A falta de decisões definitivas faz com que os réus não comecem a cumprir as punições decretadas na primeira instância. Conforme entendimento fixado pelo Supremo em 2019, a prisão de condenados só deve ocorrer quando não houver mais recursos pendentes no Judiciário.
No STJ, há ao menos outros 13 recursos contra sentenças de Sergio Moro sendo apreciados.
No ano passado, o relator dos casos no tribunal, Felix Fischer, de histórico de votos favoráveis à Lava Jato, pediu licença por motivos de saúde. Assumiu o posto de maneira temporária o desembargador Jesuíno Rissato, convocado do Tribunal de Justiça do DF. Ele foi o responsável pela anulação da sentença de Palocci, em dezembro.
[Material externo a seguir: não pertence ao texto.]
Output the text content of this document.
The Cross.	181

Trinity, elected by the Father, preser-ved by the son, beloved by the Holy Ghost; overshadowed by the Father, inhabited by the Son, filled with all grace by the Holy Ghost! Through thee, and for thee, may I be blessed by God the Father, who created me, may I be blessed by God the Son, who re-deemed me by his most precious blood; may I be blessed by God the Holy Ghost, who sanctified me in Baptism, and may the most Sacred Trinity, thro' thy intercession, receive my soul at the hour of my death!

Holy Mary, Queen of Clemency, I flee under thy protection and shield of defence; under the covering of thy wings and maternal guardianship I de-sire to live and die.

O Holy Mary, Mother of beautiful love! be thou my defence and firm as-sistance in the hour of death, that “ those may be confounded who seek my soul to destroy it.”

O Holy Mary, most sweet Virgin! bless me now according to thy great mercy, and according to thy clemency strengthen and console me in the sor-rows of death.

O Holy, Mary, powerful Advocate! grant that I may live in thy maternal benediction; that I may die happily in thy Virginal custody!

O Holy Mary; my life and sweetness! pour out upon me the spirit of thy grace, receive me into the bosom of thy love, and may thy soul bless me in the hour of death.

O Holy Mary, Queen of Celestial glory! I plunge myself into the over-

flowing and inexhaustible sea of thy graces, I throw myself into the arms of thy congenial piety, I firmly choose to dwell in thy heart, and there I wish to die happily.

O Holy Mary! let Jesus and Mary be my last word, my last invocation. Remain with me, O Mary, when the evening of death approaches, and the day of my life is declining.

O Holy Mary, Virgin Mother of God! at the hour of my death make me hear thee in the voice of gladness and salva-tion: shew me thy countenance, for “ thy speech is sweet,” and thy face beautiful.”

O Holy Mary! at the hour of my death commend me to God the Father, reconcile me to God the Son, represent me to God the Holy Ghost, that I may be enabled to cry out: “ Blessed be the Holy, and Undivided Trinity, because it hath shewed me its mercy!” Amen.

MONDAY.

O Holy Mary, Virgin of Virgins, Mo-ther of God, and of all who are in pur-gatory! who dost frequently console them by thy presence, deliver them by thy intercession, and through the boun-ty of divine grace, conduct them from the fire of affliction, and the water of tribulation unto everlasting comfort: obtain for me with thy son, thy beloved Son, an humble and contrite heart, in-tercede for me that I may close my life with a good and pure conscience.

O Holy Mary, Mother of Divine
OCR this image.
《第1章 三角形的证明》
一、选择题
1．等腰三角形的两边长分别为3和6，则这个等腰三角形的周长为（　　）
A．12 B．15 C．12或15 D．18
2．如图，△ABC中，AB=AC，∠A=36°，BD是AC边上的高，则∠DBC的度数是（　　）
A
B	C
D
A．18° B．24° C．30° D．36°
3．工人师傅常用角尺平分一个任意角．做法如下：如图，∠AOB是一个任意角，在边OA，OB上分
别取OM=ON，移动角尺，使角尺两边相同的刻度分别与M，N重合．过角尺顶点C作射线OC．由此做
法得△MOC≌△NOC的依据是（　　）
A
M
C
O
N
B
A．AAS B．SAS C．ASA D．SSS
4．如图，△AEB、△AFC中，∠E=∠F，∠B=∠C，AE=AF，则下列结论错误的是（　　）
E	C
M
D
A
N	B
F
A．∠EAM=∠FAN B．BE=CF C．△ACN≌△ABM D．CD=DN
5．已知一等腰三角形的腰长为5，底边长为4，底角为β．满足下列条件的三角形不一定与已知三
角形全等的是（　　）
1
O volume de questionamentos apresentados pelas defesas em casos da Lava Jato despertou reprimendas em despachos na corte. O ministro Jorge Mussi afirmou que um dos advogados agia violando a lealdade processual, apenas para protelar a decisão final, “em desrespeito ao Poder Judiciário”.
Ex-dirigentes de empreiteiras, como Engevix e Mendes Júnior, e políticos, como José Dirceu e Sérgio Cabral, estão com casos nessa fila de julgamentos.